The next question from which moment the TAI will be running?
It was decided that as from 1 January 1977 00:00:00, corrections would be applied to the output of all participating clocks, so that TAI would correspond to proper time at mean sea level (the geoid). The TAI is a continuous running time without any leap seconds meaning that over time there will be a difference between the TAI and the time based on the Earth rotation around the sun.
For that reason another time should be intoduced that reflects the real time based on the Earth rotation around the Sun that time is the Universal Time UT1! The Universal Time (UT1), also known as astronomical time or solar time, refers to the Earth’s rotation. But UT1 is changing at micro second level constantly compared to the TAI and was therefore considered not suitable as reference time at level of a second.
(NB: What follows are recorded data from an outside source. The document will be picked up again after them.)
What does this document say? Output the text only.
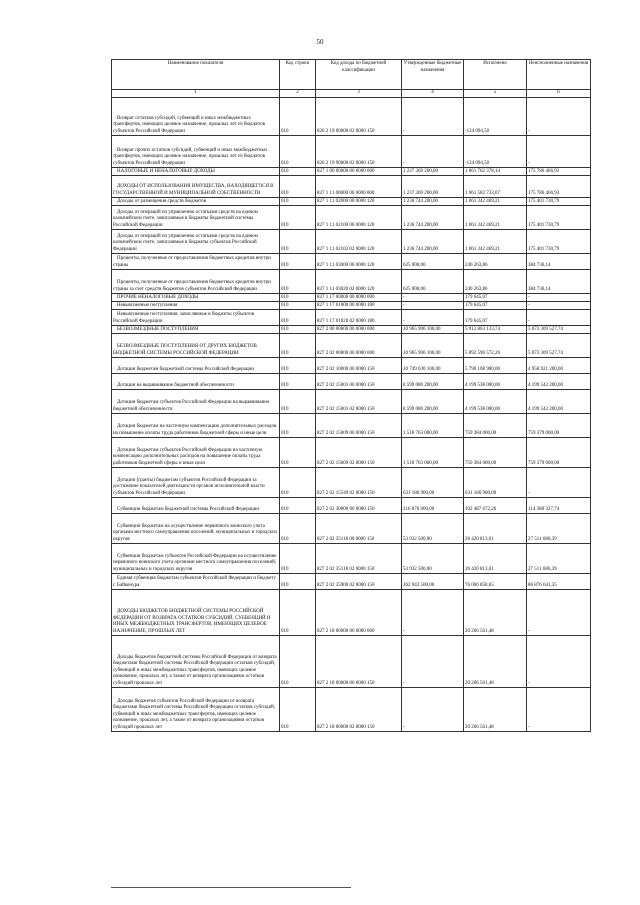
50
Наименование показателя	Код строки	Код дохода по бюджетной классификации	Утвержденные бюджетные назначения	Исполнено	Неисполненные назначения
1	2	3	4	5	6
Возврат остатков субсидий, субвенций и иных межбюджетных трансфертов, имеющих целевое назначение, прошлых лет из бюджетов субъектов Российской Федерации	010	826 2 19 00000 02 0000 150	-	-124 094,50	-
Возврат прочих остатков субсидий, субвенций и иных межбюджетных трансфертов, имеющих целевое назначение, прошлых лет из бюджетов субъектов Российской Федерации	010	826 2 19 90000 02 0000 150	-	-124 094,50	-
НАЛОГОВЫЕ И НЕНАЛОГОВЫЕ ДОХОДЫ	010	827 1 00 00000 00 0000 000	1 237 369 200,00	1 061 762 378,14	175 786 466,93
ДОХОДЫ ОТ ИСПОЛЬЗОВАНИЯ ИМУЩЕСТВА, НАХОДЯЩЕГОСЯ В ГОСУДАРСТВЕННОЙ И МУНИЦИПАЛЬНОЙ СОБСТВЕННОСТИ	010	827 1 11 00000 00 0000 000	1 237 369 200,00	1 061 582 733,07	175 786 466,93
Доходы от размещения средств бюджетов	010	827 1 11 02000 00 0000 120	1 236 744 200,00	1 061 342 469,21	175 401 730,79
Доходы от операций по управлению остатками средств на едином казначейском счете, зачисляемые в бюджеты бюджетной системы Российской Федерации	010	827 1 11 02100 00 0000 120	1 236 744 200,00	1 061 342 469,21	175 401 730,79
Доходы от операций по управлению остатками средств на едином казначейском счете, зачисляемые в бюджеты субъектов Российской Федерации	010	827 1 11 02102 02 0000 120	1 236 744 200,00	1 061 342 469,21	175 401 730,79
Проценты, полученные от предоставления бюджетных кредитов внутри страны	010	827 1 11 03000 00 0000 120	625 000,00	240 263,86	384 736,14
Проценты, полученные от предоставления бюджетных кредитов внутри страны за счет средств бюджетов субъектов Российской Федерации	010	827 1 11 03020 02 0000 120	625 000,00	240 263,86	384 736,14
ПРОЧИЕ НЕНАЛОГОВЫЕ ДОХОДЫ	010	827 1 17 00000 00 0000 000	-	179 645,07	-
Невыясненные поступления	010	827 1 17 01000 00 0000 180	-	179 645,07	-
Невыясненные поступления, зачисляемые в бюджеты субъектов Российской Федерации	010	827 1 17 01020 02 0000 180	-	179 645,07	-
БЕЗВОЗМЕЗДНЫЕ ПОСТУПЛЕНИЯ	010	827 2 00 00000 00 0000 000	10 965 906 100,00	5 912 863 133,74	5 073 309 527,74
БЕЗВОЗМЕЗДНЫЕ ПОСТУПЛЕНИЯ ОТ ДРУГИХ БЮДЖЕТОВ БЮДЖЕТНОЙ СИСТЕМЫ РОССИЙСКОЙ ФЕДЕРАЦИИ	010	827 2 02 00000 00 0000 000	10 965 906 100,00	5 892 596 572,26	5 073 309 527,74
Дотации бюджетам бюджетной системы Российской Федерации	010	827 2 02 10000 00 0000 150	10 749 030 100,00	5 790 108 900,00	4 958 921 200,00
Дотации на выравнивание бюджетной обеспеченности	010	827 2 02 15001 00 0000 150	8 599 080 200,00	4 199 538 000,00	4 199 542 200,00
Дотации бюджетам субъектов Российской Федерации на выравнивание бюджетной обеспеченности	010	827 2 02 15001 02 0000 150	8 599 080 200,00	4 199 538 000,00	4 199 542 200,00
Дотации бюджетам на частичную компенсацию дополнительных расходов на повышение оплаты труда работников бюджетной сферы и иные цели	010	827 2 02 15009 00 0000 150	1 518 763 000,00	759 384 000,00	759 379 000,00
Дотации бюджетам субъектов Российской Федерации на частичную компенсацию дополнительных расходов на повышение оплаты труда работников бюджетной сферы и иные цели	010	827 2 02 15009 02 0000 150	1 518 763 000,00	759 384 000,00	759 379 000,00
Дотации (гранты) бюджетам субъектов Российской Федерации за достижение показателей деятельности органов исполнительной власти субъектов Российской Федерации	010	827 2 02 15549 02 0000 150	631 186 900,00	631 186 900,00	-
Субвенции бюджетам бюджетной системы Российской Федерации	010	827 2 02 30000 00 0000 150	216 876 000,00	102 487 672,26	114 388 327,74
Субвенции бюджетам на осуществление первичного воинского учета органами местного самоуправления поселений, муниципальных и городских округов	010	827 2 02 35118 00 0000 150	53 932 500,00	26 420 813,61	27 511 686,39
Субвенции бюджетам субъектов Российской Федерации на осуществление первичного воинского учета органами местного самоуправления поселений, муниципальных и городских округов	010	827 2 02 35118 02 0000 150	53 932 500,00	26 420 813,61	27 511 686,39
Единая субвенция бюджетам субъектов Российской Федерации и бюджету г. Байконура	010	827 2 02 35900 02 0000 150	162 943 500,00	76 066 858,65	86 876 641,35
ДОХОДЫ БЮДЖЕТОВ БЮДЖЕТНОЙ СИСТЕМЫ РОССИЙСКОЙ ФЕДЕРАЦИИ ОТ ВОЗВРАТА ОСТАТКОВ СУБСИДИЙ, СУБВЕНЦИЙ И ИНЫХ МЕЖБЮДЖЕТНЫХ ТРАНСФЕРТОВ, ИМЕЮЩИХ ЦЕЛЕВОЕ НАЗНАЧЕНИЕ, ПРОШЛЫХ ЛЕТ	010	827 2 18 00000 00 0000 000	-	20 266 561,48	-
Доходы бюджетов бюджетной системы Российской Федерации от возврата бюджетами бюджетной системы Российской Федерации остатков субсидий, субвенций и иных межбюджетных трансфертов, имеющих целевое назначение, прошлых лет, а также от возврата организациями остатков субсидий прошлых лет	010	827 2 18 00000 00 0000 150	-	20 266 561,48	-
Доходы бюджетов субъектов Российской Федерации от возврата бюджетами бюджетной системы Российской Федерации остатков субсидий, субвенций и иных межбюджетных трансфертов, имеющих целевое назначение, прошлых лет, а также от возврата организациями остатков субсидий прошлых лет	010	827 2 18 00000 02 0000 150	-	20 266 561,48	-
There was thus a need to introduce another time reference which became the International Coordinated Time UTC; UTC would be based on the TAI with corrections at the level of a second based on the UT1.
At the start of the TAI the TAI = UTC = UT1. Then a first correction was made by introducing a leap second i.e. UTC = TAI + leap second. The decision to introduce a leap second is based on the difference (DUT) between Universal Time (UT1) and the UTC .
DUT = UT1 – UTC ; The UTC is maintained via leap seconds, such that DUT remains within the range −0.9 s < DUT < +0.9 s. Whenever the differnce becomes larger a leap second is introduced!
Leap seconds have been added over the years and since 30 June 2015 the TAI is exactly 36 seconds ahead of UTC.
The situation can be summarized as follows: The TAI and UTC are time keeping systems with accuracy at second level. The only difference between the TAI and the UTC are the leap seconds.
Conclusion
Thanks to discussions with those who accompanied me during the visit of the Museum and in particular Zhang Ke I have now understood the meaning of UTC. I made here in Lintong a step forward to answer the question “Quid Sit Tempus” but I know that my quest will go on!